WASHINGTON/TOKYO (Reuters) -The U.S. military unit which had a V-22 Osprey aircraft crash off the coast of Japan is not carrying out operations but other aircraft will continue to fly after undergoing safety checks, the Pentagon said on Friday, even as Tokyo has said it is concerned about continued Osprey flights.
Japan, a key U.S. ally, had sought the suspension of all non-emergency V-22 Osprey flights over its territory after one fell into the sea on Wednesday in western Japan. Japan’s Coast Guard has said one person was found and confirmed dead, and the search for the remaining seven aboard continues.
Pentagon spokesperson Sabrina Singh said that outside the unit that had the crash, all other Ospreys in Japan “operate only after undergoing thorough maintenance and safety checks.”
“We have already started sharing information about the accident with our Japanese partners, and have pledged to continue to do so in a timely and transparent manner,” Singh said.
She added that Japanese and U.S. leaders had good communication and were in constant dialogue
The Pentagon said on Thursday that it was still flying Ospreys for now, and that it was not aware of any official request for their grounding. The cause of the crash is under investigation.
Asked about that statement, Japan’s chief cabinet secretary, Hirokazu Matsuno, said Tokyo had “officially” made the request.
“We are concerned that despite our repeated requests, and in the absence of sufficient explanation (from the U.S. military), the Osprey continues to fly,” he told a news conference.
The Japan Self-Defense Forces (SDF), which also operates Ospreys, has said it would suspend flights of the transport aircraft.
Japan’s foreign minister, Yoko Kamikawa, said she had directly asked U.S. ambassador to Japan Rahm Emanuel on Thursday to confirm the safety of Osprey flights before further flights were carried out.
The U.S. embassy in Japan declined to immediately comment.
The deployment of the hybrid aircraft in Japan has been controversial, with critics of the U.S. military presence in the southwest islands saying it is prone to accidents.
Pacifist Japan hosts the biggest overseas concentration of U.S. military power, with the country home to the only forward-deployed American carrier strike group, its Asian airlift hub, fighter squadrons and a U.S. Marine Corps expeditionary force.
Robert Dujarric, a scholar at Tokyo’s Temple University, said Japan was very sensitive to residents’ concerns about military operations, which date back to Japan’s defeat in World War II and its subsequent reliance on the U.S. for security.
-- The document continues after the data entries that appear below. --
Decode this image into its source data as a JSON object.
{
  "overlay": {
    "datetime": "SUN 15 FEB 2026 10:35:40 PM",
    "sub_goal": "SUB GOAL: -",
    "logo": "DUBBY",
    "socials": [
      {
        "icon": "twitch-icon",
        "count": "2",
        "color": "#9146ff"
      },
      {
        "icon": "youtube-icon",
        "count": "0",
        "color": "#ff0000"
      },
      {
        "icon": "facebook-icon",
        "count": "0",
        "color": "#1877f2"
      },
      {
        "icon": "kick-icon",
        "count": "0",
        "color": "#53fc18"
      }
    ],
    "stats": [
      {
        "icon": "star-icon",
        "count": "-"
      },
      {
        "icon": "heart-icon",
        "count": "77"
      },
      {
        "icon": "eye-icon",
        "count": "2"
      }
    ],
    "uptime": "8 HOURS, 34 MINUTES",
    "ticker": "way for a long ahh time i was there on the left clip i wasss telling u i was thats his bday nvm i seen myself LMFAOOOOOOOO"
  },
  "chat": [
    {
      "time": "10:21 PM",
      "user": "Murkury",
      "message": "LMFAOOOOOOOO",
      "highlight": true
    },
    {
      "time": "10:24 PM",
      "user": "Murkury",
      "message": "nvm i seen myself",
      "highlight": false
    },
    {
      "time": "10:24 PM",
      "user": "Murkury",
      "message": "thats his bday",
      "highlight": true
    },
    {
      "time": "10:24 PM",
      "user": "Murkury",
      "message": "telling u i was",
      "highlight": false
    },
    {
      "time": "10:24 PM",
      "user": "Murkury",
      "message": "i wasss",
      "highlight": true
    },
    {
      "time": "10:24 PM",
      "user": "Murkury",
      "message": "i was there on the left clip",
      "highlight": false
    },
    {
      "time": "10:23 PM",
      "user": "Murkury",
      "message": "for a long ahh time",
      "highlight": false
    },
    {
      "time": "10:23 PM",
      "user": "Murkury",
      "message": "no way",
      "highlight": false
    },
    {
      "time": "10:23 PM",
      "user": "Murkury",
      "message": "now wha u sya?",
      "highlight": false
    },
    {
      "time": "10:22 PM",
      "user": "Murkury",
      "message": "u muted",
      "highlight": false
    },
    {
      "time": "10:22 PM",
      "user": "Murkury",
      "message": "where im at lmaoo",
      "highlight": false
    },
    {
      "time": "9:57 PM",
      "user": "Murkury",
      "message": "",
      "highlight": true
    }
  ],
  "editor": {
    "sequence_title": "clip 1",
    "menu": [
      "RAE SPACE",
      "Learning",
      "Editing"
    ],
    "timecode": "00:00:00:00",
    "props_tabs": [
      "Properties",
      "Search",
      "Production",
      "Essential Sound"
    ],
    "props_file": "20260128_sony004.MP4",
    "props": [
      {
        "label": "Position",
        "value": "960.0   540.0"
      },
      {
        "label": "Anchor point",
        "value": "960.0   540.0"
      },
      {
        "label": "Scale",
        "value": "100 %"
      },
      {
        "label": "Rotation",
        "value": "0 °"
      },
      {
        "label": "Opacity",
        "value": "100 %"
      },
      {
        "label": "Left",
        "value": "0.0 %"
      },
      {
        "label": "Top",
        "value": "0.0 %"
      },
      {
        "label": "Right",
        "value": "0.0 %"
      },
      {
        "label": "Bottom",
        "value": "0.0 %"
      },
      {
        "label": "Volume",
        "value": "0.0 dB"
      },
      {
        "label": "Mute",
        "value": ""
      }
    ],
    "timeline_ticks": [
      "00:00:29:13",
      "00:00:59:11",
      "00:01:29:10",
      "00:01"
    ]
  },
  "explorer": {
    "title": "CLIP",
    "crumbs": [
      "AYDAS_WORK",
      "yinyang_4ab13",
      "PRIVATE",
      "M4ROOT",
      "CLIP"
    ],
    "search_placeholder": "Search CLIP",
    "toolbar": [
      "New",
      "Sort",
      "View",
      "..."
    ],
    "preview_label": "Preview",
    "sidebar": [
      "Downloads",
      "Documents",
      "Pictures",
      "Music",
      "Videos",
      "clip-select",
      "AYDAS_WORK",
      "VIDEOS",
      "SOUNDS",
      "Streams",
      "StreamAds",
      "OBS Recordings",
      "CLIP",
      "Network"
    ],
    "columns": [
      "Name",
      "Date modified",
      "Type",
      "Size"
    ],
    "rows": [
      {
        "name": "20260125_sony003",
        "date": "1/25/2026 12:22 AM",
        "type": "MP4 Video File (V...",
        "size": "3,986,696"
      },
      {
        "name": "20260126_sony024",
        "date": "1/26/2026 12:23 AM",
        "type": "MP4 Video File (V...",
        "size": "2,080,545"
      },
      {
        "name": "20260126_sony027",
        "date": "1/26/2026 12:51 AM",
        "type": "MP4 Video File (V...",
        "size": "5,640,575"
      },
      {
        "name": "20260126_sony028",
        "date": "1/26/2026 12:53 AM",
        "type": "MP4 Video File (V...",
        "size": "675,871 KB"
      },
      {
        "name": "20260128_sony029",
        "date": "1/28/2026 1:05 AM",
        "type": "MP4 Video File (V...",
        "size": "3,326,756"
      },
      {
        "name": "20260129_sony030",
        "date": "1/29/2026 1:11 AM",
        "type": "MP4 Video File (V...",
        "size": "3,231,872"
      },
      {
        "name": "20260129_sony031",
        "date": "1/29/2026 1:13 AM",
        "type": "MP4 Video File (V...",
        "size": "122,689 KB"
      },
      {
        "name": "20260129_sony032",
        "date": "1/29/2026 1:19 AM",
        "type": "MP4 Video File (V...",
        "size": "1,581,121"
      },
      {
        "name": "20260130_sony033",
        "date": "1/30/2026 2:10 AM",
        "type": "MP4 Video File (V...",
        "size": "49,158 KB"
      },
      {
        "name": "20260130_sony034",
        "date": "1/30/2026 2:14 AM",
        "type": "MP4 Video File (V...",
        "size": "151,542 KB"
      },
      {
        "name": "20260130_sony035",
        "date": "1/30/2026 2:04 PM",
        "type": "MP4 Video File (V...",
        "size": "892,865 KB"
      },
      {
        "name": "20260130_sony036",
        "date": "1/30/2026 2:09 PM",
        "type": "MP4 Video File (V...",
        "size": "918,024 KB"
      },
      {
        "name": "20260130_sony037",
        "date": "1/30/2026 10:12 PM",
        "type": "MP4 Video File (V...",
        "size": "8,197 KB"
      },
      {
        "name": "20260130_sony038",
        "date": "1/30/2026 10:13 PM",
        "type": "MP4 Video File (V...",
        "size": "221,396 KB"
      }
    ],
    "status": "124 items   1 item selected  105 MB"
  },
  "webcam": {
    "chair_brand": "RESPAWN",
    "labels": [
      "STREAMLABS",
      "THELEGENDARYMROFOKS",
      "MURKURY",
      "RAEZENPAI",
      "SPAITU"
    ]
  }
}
“They think that if it looks like the U.S. and Japan are not sufficiently investigating this, it is going to put problems on deployment because in Japan, unlike what happens in other countries, the local communities have an impact on what type of assets are deployed,” he said.
Dujarric said that he did not expect the issue to “blow up” into a major diplomatic spat between the allies, who have been forging closer ties in the face of China’s increasingly muscular military stance in the region.